Une convention cadre a été signée d'une part entre l'Etat, représenté par la Direction des Affaires Sanitaires et Sociales, et d'autre part le service mineurs et d'autres associations partenaires. Le travail s'articule à partir de la problématique des Mineurs Etrangers Isolés, victimes de trafics de toutes sortes, se prostituant ou tout simplement abandonnés par les adultes, les ayant laissé à leurs sorts, une fois arrivés en France. Le service mineur se veut être un sas entre la rue et une vie sociale.

1) Méthodes de travail.

Je vais montrer ce qui fait spécificité du «service mineur.» dans l'approche et la problématique des mineurs étrangers isolés.

Les jeunes sont reçus dans le service sans aucun mandat administratif ou judiciaire. Le service mineur a cette spécificité dans son approche de la problématique des mineurs étrangers isolés que d'une part, il part à la rencontre des mineurs dans la rue et sur les «lieux de travail» et que d'autre part, il reçoit ceux-ci dans le service pour un accueil et une mise à l'abri.

a) les maraudes.

Nous avons mis en place des tournées de rue, dans l'après midi et en soirée. Il s'agit de se rendre dans des squats et foyers de migrants, les boulevards périphériques, le «Bois de Boulogne» et de «Vincennes». « Le service mineurs » travaille aussi avec d'autres associations, partenaires ou non avec le dispositif. Certaines associations mènent des actions qui diffèrent des nôtres et nous contactent souvent lorsqu'il s'agit de mineurs. Ils nous sollicitent donc pour une évaluation avec ledit mineur, de sa situation. D'autres jeunes qui s'en sont sortis peuvent aussi communiquer notre numéro de portable de rue pour leurs compagnons en difficulté dans la rue. Parfois motivés par les premiers, ils peuvent mettre du temps avant de se décider à quitter la rue.

O. est roumain. Arrivé en France par un passeur à qui sa famille aurait payé le voyage, il dit devoir travailler pour rembourser l'emprunt fait par sa famille. Quand nous allons à sa rencontre le soir, il n'est pas très bavard à la première rencontre. Il veut juste quelque chose à manger. C'est à la troisième rencontre qu'il nous expliquera «qu'il a 16 ans et qu'il veut «travailler» jusqu'à ses 17 ans et arrêter la rue». M. a dix-sept ans. Elle est nigériane. Elle serait arrivée en France avec une tante qui aurait promis à ses parents de «l'aider à réussir dans la vie». La famille aurait emprunté de l'argent pour financer le voyage. Arrivée en France, elle s'est retrouvée dans un réseau de prostitution. Elle nous explique : «J'ai envie d'arrêter ce que je fais pour aller à l'école. Mais si je ne paye pas les dettes de mes parents, ils seront tués.» Tels sont les quelques dilemmes auxquels sont souvent confrontés ces mineurs. Quand ils nous demandent comment nous pouvons les aider, nous leurs proposons un accueil dans le service pour les mettre à l'abri dans un premier temps.

b) l'accueil.

Au cours des premiers temps de l'accueil du mineur dans le service, il faut satisfaire à ses besoins les plus élémentaires : manger, prendre une douche, se changer, dormir ou se reposer.

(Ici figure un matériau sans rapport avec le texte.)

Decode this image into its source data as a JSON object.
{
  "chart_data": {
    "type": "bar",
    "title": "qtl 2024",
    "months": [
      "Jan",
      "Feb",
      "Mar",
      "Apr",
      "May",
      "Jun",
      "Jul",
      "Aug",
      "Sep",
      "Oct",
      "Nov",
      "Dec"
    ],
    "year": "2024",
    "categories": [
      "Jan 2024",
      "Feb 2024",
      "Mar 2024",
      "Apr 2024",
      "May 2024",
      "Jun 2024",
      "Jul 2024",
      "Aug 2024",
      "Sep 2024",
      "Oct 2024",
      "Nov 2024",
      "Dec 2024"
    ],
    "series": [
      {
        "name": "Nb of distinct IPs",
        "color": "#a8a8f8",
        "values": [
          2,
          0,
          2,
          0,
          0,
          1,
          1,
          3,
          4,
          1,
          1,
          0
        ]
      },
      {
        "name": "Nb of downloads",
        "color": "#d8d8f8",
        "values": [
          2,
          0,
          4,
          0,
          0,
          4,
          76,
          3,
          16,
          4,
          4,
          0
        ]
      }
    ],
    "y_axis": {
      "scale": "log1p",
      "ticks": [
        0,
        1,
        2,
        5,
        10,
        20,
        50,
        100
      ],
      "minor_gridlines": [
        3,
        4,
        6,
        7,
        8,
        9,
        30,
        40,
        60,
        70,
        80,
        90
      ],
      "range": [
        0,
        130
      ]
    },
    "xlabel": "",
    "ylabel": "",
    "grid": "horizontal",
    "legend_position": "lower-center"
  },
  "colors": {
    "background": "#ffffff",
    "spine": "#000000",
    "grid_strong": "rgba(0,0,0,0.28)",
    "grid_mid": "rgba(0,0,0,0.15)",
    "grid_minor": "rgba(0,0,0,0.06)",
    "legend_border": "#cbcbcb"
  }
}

Nous avons constaté que beaucoup de jeunes arrivent dans un état de grande fatigue, de faim et de dénuement. Le travail éducatif visera la satisfaction de ces premiers besoins. Deux référents sont attribués aux jeunes dont un issu de sa culture ou parlant sa langue. La prise en charge de l'aspect culturel parait importante dans l'accompagnement du mineur. Les premiers temps de l'accueil servent aussi au recueil des premiers renseignements. Dans la mesure du possible, nous tentons d'obtenir son nom, son prénom, son âge et sa nationalité. Ces renseignements servent à lui créer un dossier référencé, interne au service. Il sert aussi au «pré signalement» auprès du parquet et de la cellule d'accueil des mineurs isolés étrangers (C.A.M.IE.). Le parquet, à son tour, enverra une réponse au «pré signalement», en communiquant un «dossier parquet».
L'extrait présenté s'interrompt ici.